First I have to say that this book was confusing to me at the start. I don’t know what I was expecting but this stream-of-consciouness, confessional, journal-entry, mind trip wasn’t it. But the more I read, the more I began to enjoy myself. The stories seem random, the musings of an older mind remembering the past with some kind of nostalgia, but when, suddenly, I am shown the connection between the story and the process of writing, I am speechless. Breathtakingly honest and incredibly real, Annie Dillard has woven a “tale” about how life and writing intertwine around and unravel one another. It’s hard to tell you exactly what this book is about because it is about a life process. And as we writerly types know, a life process is difficult to pin down. I think the best way to entice you to read this remarkable book is to introduce you to some of my favorite moments from the book. Enjoy!
Chapter One. On why we must discard so much of the work we have struggled to write and why our writing must be for us alone:
The path is not the work.
The part you must jettison is not only the best-written part; it is also, oddly, that part which was to have been the very point.
If he has read his pages too often, those pages will have a necessary quality, the ring of the inevitable, like poetry known by heart; they will perfectly answer their own familiar rhythms.
Is it pertinent, it is courteous, for us to learn what it cost the writer personally?
This writing that you do, that so thrills you, that so rocks and exhilarates you, as if you were dancing next to the band, is barely audible to anyone else.
The line of words fingers your own heart. It invades arteries, and enters the heart on a flood of breath; it presses the moving rims of thick valves; it palpitates the dark muscle like a worm encysted – some field of feeling, some song forgotten, a scene in a dark bedroom, a corner of the woodlot, a terrible dining room, that exalting sidewalk; these fragments are heavy with meaning. The line of words peels them back, dissects them out. Will the bared tissue burn? Do you want to expose these scenes to the light? You may locate them and leave them, or poke the spot hard till the sore bleeds on your finger, and write with that blood. If the sore spot is not fatal, if it does not grow and block something, you can use its power for many years, until the heart reabsorbs it.
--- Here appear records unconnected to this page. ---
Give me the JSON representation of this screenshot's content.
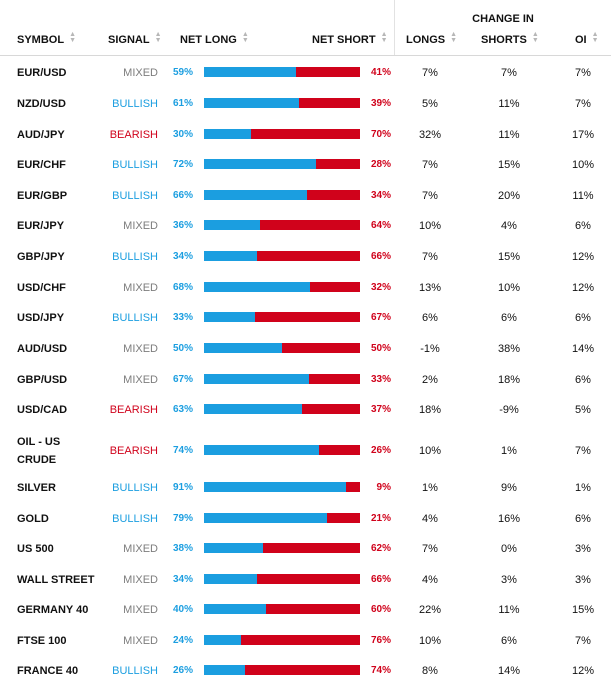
{
  "colors": {
    "long": "#1b9ee0",
    "short": "#d0021b",
    "mixed": "#7d7d7d",
    "grid": "#d8d8d8"
  },
  "header": {
    "group_label": "CHANGE IN",
    "symbol": "SYMBOL",
    "signal": "SIGNAL",
    "net_long": "NET LONG",
    "net_short": "NET SHORT",
    "longs": "LONGS",
    "shorts": "SHORTS",
    "oi": "OI",
    "sort_icon": "sort-arrows-icon"
  },
  "rows": [
    {
      "symbol": "EUR/USD",
      "signal": "MIXED",
      "net_long": "59%",
      "net_short": "41%",
      "long_fraction": 0.59,
      "longs": "7%",
      "shorts": "7%",
      "oi": "7%"
    },
    {
      "symbol": "NZD/USD",
      "signal": "BULLISH",
      "net_long": "61%",
      "net_short": "39%",
      "long_fraction": 0.61,
      "longs": "5%",
      "shorts": "11%",
      "oi": "7%"
    },
    {
      "symbol": "AUD/JPY",
      "signal": "BEARISH",
      "net_long": "30%",
      "net_short": "70%",
      "long_fraction": 0.3,
      "longs": "32%",
      "shorts": "11%",
      "oi": "17%"
    },
    {
      "symbol": "EUR/CHF",
      "signal": "BULLISH",
      "net_long": "72%",
      "net_short": "28%",
      "long_fraction": 0.72,
      "longs": "7%",
      "shorts": "15%",
      "oi": "10%"
    },
    {
      "symbol": "EUR/GBP",
      "signal": "BULLISH",
      "net_long": "66%",
      "net_short": "34%",
      "long_fraction": 0.66,
      "longs": "7%",
      "shorts": "20%",
      "oi": "11%"
    },
    {
      "symbol": "EUR/JPY",
      "signal": "MIXED",
      "net_long": "36%",
      "net_short": "64%",
      "long_fraction": 0.36,
      "longs": "10%",
      "shorts": "4%",
      "oi": "6%"
    },
    {
      "symbol": "GBP/JPY",
      "signal": "BULLISH",
      "net_long": "34%",
      "net_short": "66%",
      "long_fraction": 0.34,
      "longs": "7%",
      "shorts": "15%",
      "oi": "12%"
    },
    {
      "symbol": "USD/CHF",
      "signal": "MIXED",
      "net_long": "68%",
      "net_short": "32%",
      "long_fraction": 0.68,
      "longs": "13%",
      "shorts": "10%",
      "oi": "12%"
    },
    {
      "symbol": "USD/JPY",
      "signal": "BULLISH",
      "net_long": "33%",
      "net_short": "67%",
      "long_fraction": 0.33,
      "longs": "6%",
      "shorts": "6%",
      "oi": "6%"
    },
    {
      "symbol": "AUD/USD",
      "signal": "MIXED",
      "net_long": "50%",
      "net_short": "50%",
      "long_fraction": 0.5,
      "longs": "-1%",
      "shorts": "38%",
      "oi": "14%"
    },
    {
      "symbol": "GBP/USD",
      "signal": "MIXED",
      "net_long": "67%",
      "net_short": "33%",
      "long_fraction": 0.67,
      "longs": "2%",
      "shorts": "18%",
      "oi": "6%"
    },
    {
      "symbol": "USD/CAD",
      "signal": "BEARISH",
      "net_long": "63%",
      "net_short": "37%",
      "long_fraction": 0.63,
      "longs": "18%",
      "shorts": "-9%",
      "oi": "5%"
    },
    {
      "symbol": "OIL - US CRUDE",
      "signal": "BEARISH",
      "net_long": "74%",
      "net_short": "26%",
      "long_fraction": 0.74,
      "longs": "10%",
      "shorts": "1%",
      "oi": "7%"
    },
    {
      "symbol": "SILVER",
      "signal": "BULLISH",
      "net_long": "91%",
      "net_short": "9%",
      "long_fraction": 0.91,
      "longs": "1%",
      "shorts": "9%",
      "oi": "1%"
    },
    {
      "symbol": "GOLD",
      "signal": "BULLISH",
      "net_long": "79%",
      "net_short": "21%",
      "long_fraction": 0.79,
      "longs": "4%",
      "shorts": "16%",
      "oi": "6%"
    },
    {
      "symbol": "US 500",
      "signal": "MIXED",
      "net_long": "38%",
      "net_short": "62%",
      "long_fraction": 0.38,
      "longs": "7%",
      "shorts": "0%",
      "oi": "3%"
    },
    {
      "symbol": "WALL STREET",
      "signal": "MIXED",
      "net_long": "34%",
      "net_short": "66%",
      "long_fraction": 0.34,
      "longs": "4%",
      "shorts": "3%",
      "oi": "3%"
    },
    {
      "symbol": "GERMANY 40",
      "signal": "MIXED",
      "net_long": "40%",
      "net_short": "60%",
      "long_fraction": 0.4,
      "longs": "22%",
      "shorts": "11%",
      "oi": "15%"
    },
    {
      "symbol": "FTSE 100",
      "signal": "MIXED",
      "net_long": "24%",
      "net_short": "76%",
      "long_fraction": 0.24,
      "longs": "10%",
      "shorts": "6%",
      "oi": "7%"
    },
    {
      "symbol": "FRANCE 40",
      "signal": "BULLISH",
      "net_long": "26%",
      "net_short": "74%",
      "long_fraction": 0.26,
      "longs": "8%",
      "shorts": "14%",
      "oi": "12%"
    }
  ]
}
Chapter Two. On where is best to set up shop for the arduous task of writing:
Appealing workplaces are to be avoided. One wants a room with no view, so imagination can meet memory in the dark.
Chapter Three. On how the writerly mind must be trained in order to approach its most dangerous task of writing, for the writing has a mind of its own:
A work in progress quickly becomes feral. You must visit it every day and reassert your mastery over it. If you skip a day, you are, quite rightly, afraid to open the door to its room.
The work is not the vision itself, certainly. It is a golem. You try – you try every time – to reproduce the vision, to let your light so shine before men. But you can only come along with your bushel and hide it.
Chapter Four. You just have to read it. I can’t even begin to explain it.
Chapter Five. On why we must read in order to write:
There is something you find interesting, for a reason hard to explain. It is hard to explain because you have never read it on any page; there you begin. You were made and set here to give voice to this, your own astonishment.
The writer studies literature, not the world. He lives in the world; he cannot miss it.
The body of literature, with its limits and edges, exists outside some people and inside others.
Why are we reading, if not in hope of beauty laid bare, life heightened and its deepest mystery probed?
I really can’t recommend this book highly enough, especially if you love to write. Take your time with it, enter into the experience of writing through the eyes of a master!